The report language from the omnibus bill says: “Section 133 suspends a portion of the hours-of-service regulation unless the [secretary of transportation] and the Inspector General find that the final report meets all statutory requirements and establishes improved outcomes.”
But the final bill did not reflect the restart provisions of the HOS regulation that went into effect July 1, 2013, and instead suspends an aspect of the HOS rule, non-date specific.
“The impact of the omission is that if the congressionally directed study shows that there were not safety and other benefits to the restart restrictions, then the entire restart – the ability to take a 34-hour rest and reset your weekly clock – goes away,” the ATA spokesman said. “We are working with lawmakers to reach a solution that keeps America’s freight moving safely and efficiently.”

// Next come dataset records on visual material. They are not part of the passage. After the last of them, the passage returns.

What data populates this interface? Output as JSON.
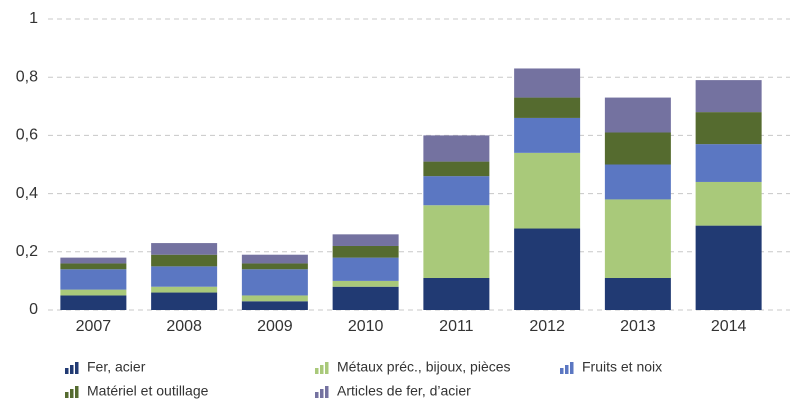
{
  "chart_data": {
    "type": "stacked_bar",
    "categories": [
      "2007",
      "2008",
      "2009",
      "2010",
      "2011",
      "2012",
      "2013",
      "2014"
    ],
    "series": [
      {
        "name": "Fer, acier",
        "color": "#213a73",
        "values": [
          0.05,
          0.06,
          0.03,
          0.08,
          0.11,
          0.28,
          0.11,
          0.29
        ]
      },
      {
        "name": "Métaux préc., bijoux, pièces",
        "color": "#a9c97a",
        "values": [
          0.02,
          0.02,
          0.02,
          0.02,
          0.25,
          0.26,
          0.27,
          0.15
        ]
      },
      {
        "name": "Fruits et noix",
        "color": "#5b77c2",
        "values": [
          0.07,
          0.07,
          0.09,
          0.08,
          0.1,
          0.12,
          0.12,
          0.13
        ]
      },
      {
        "name": "Matériel et outillage",
        "color": "#556b2f",
        "values": [
          0.02,
          0.04,
          0.02,
          0.04,
          0.05,
          0.07,
          0.11,
          0.11
        ]
      },
      {
        "name": "Articles de fer, d’acier",
        "color": "#7472a0",
        "values": [
          0.02,
          0.04,
          0.03,
          0.04,
          0.09,
          0.1,
          0.12,
          0.11
        ]
      }
    ],
    "ylim": [
      0,
      1
    ],
    "yticks": [
      0,
      {
        "value": 0.2,
        "label": "0,2"
      },
      {
        "value": 0.4,
        "label": "0,4"
      },
      {
        "value": 0.6,
        "label": "0,6"
      },
      {
        "value": 0.8,
        "label": "0,8"
      },
      1
    ],
    "grid": true
  }
}
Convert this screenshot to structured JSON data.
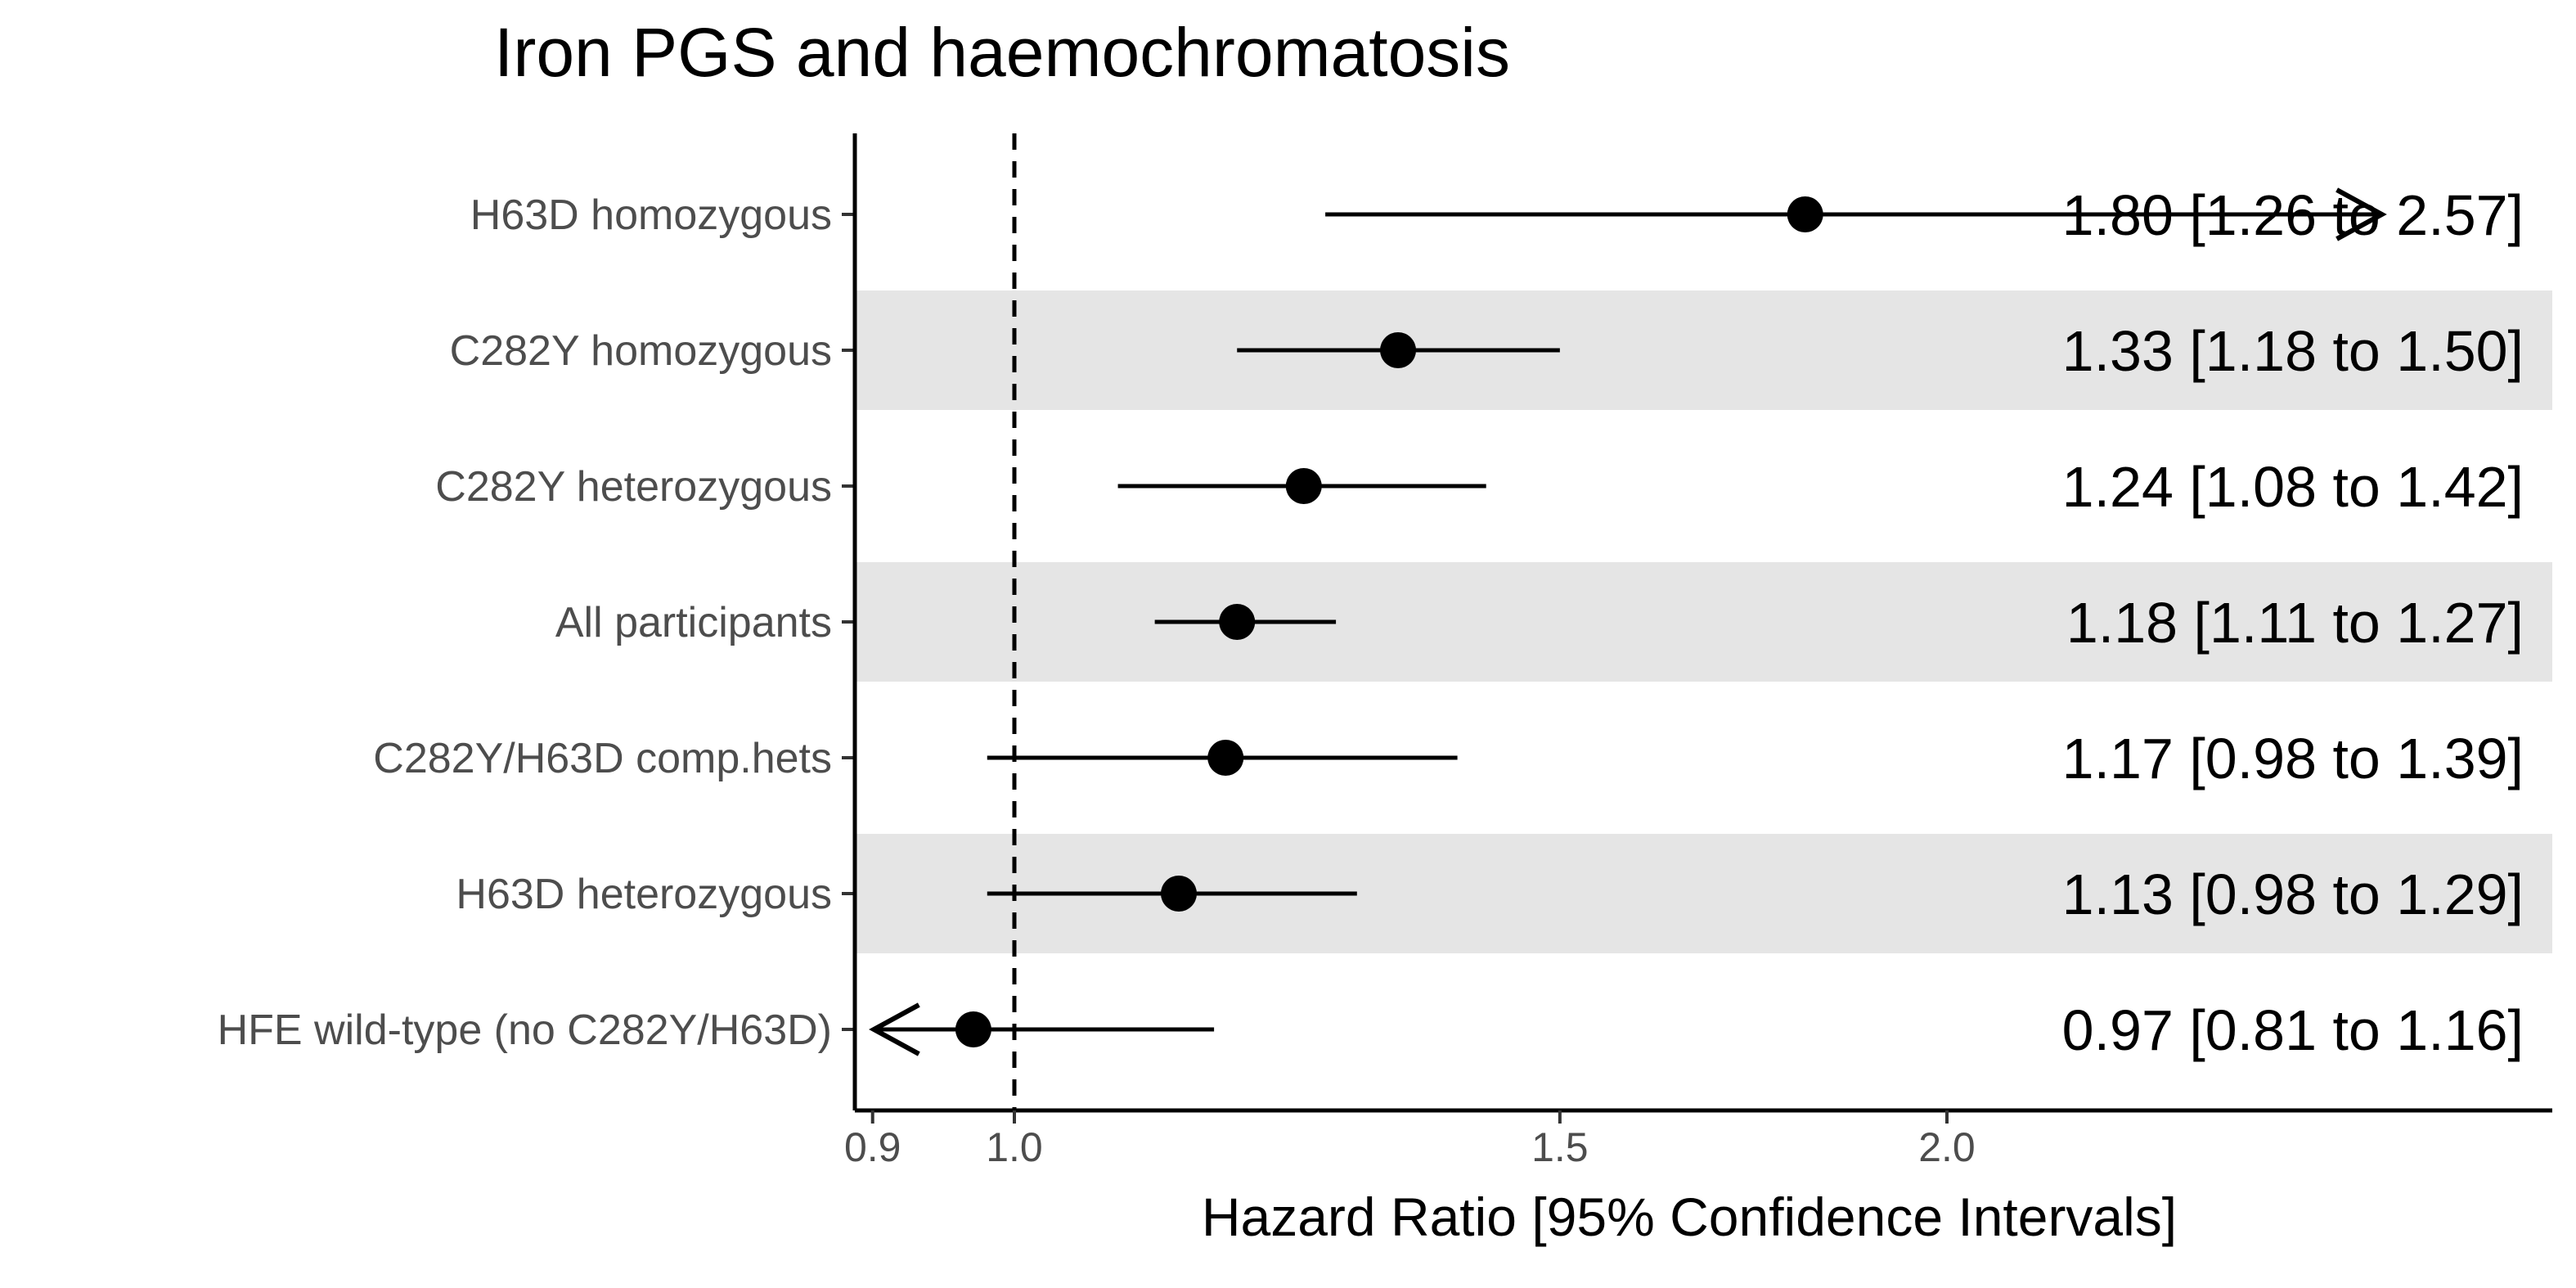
{
  "chart_data": {
    "type": "forest",
    "title": "Iron PGS and haemochromatosis",
    "xlabel": "Hazard Ratio [95% Confidence Intervals]",
    "ylabel": "",
    "xscale": "log",
    "xlim": [
      0.89,
      2.78
    ],
    "xticks": [
      0.9,
      1.0,
      1.5,
      2.0
    ],
    "xtick_labels": [
      "0.9",
      "1.0",
      "1.5",
      "2.0"
    ],
    "reference_line": 1.0,
    "rows": [
      {
        "label": "H63D homozygous",
        "hr": 1.8,
        "lower": 1.26,
        "upper": 2.57,
        "text": "1.80 [1.26 to 2.57]",
        "arrow": "right",
        "shaded": false
      },
      {
        "label": "C282Y homozygous",
        "hr": 1.33,
        "lower": 1.18,
        "upper": 1.5,
        "text": "1.33 [1.18 to 1.50]",
        "arrow": "",
        "shaded": true
      },
      {
        "label": "C282Y heterozygous",
        "hr": 1.24,
        "lower": 1.08,
        "upper": 1.42,
        "text": "1.24 [1.08 to 1.42]",
        "arrow": "",
        "shaded": false
      },
      {
        "label": "All participants",
        "hr": 1.18,
        "lower": 1.11,
        "upper": 1.27,
        "text": "1.18 [1.11 to 1.27]",
        "arrow": "",
        "shaded": true
      },
      {
        "label": "C282Y/H63D comp.hets",
        "hr": 1.17,
        "lower": 0.98,
        "upper": 1.39,
        "text": "1.17 [0.98 to 1.39]",
        "arrow": "",
        "shaded": false
      },
      {
        "label": "H63D heterozygous",
        "hr": 1.13,
        "lower": 0.98,
        "upper": 1.29,
        "text": "1.13 [0.98 to 1.29]",
        "arrow": "",
        "shaded": true
      },
      {
        "label": "HFE wild-type (no C282Y/H63D)",
        "hr": 0.97,
        "lower": 0.81,
        "upper": 1.16,
        "text": "0.97 [0.81 to 1.16]",
        "arrow": "left",
        "shaded": false
      }
    ],
    "colors": {
      "point": "#000000",
      "band": "#e5e5e5",
      "tick_text": "#4d4d4d"
    }
  }
}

“The glitch in the legislative language has the potential to put this safety rule at risk,” the spokesman added.
The law had been intended to address only the 34-hour restart having to do with the consecutive 1 a.m.-to-5 a.m. rest periods and that it be limited to once a week. Those regulations have been suspended since enactment of a fiscal 2015 funding bill.
The secretary’s directive would result in relying on the rolling recap of weekly work limits of 60 hours in seven days and 70 hours in eight days.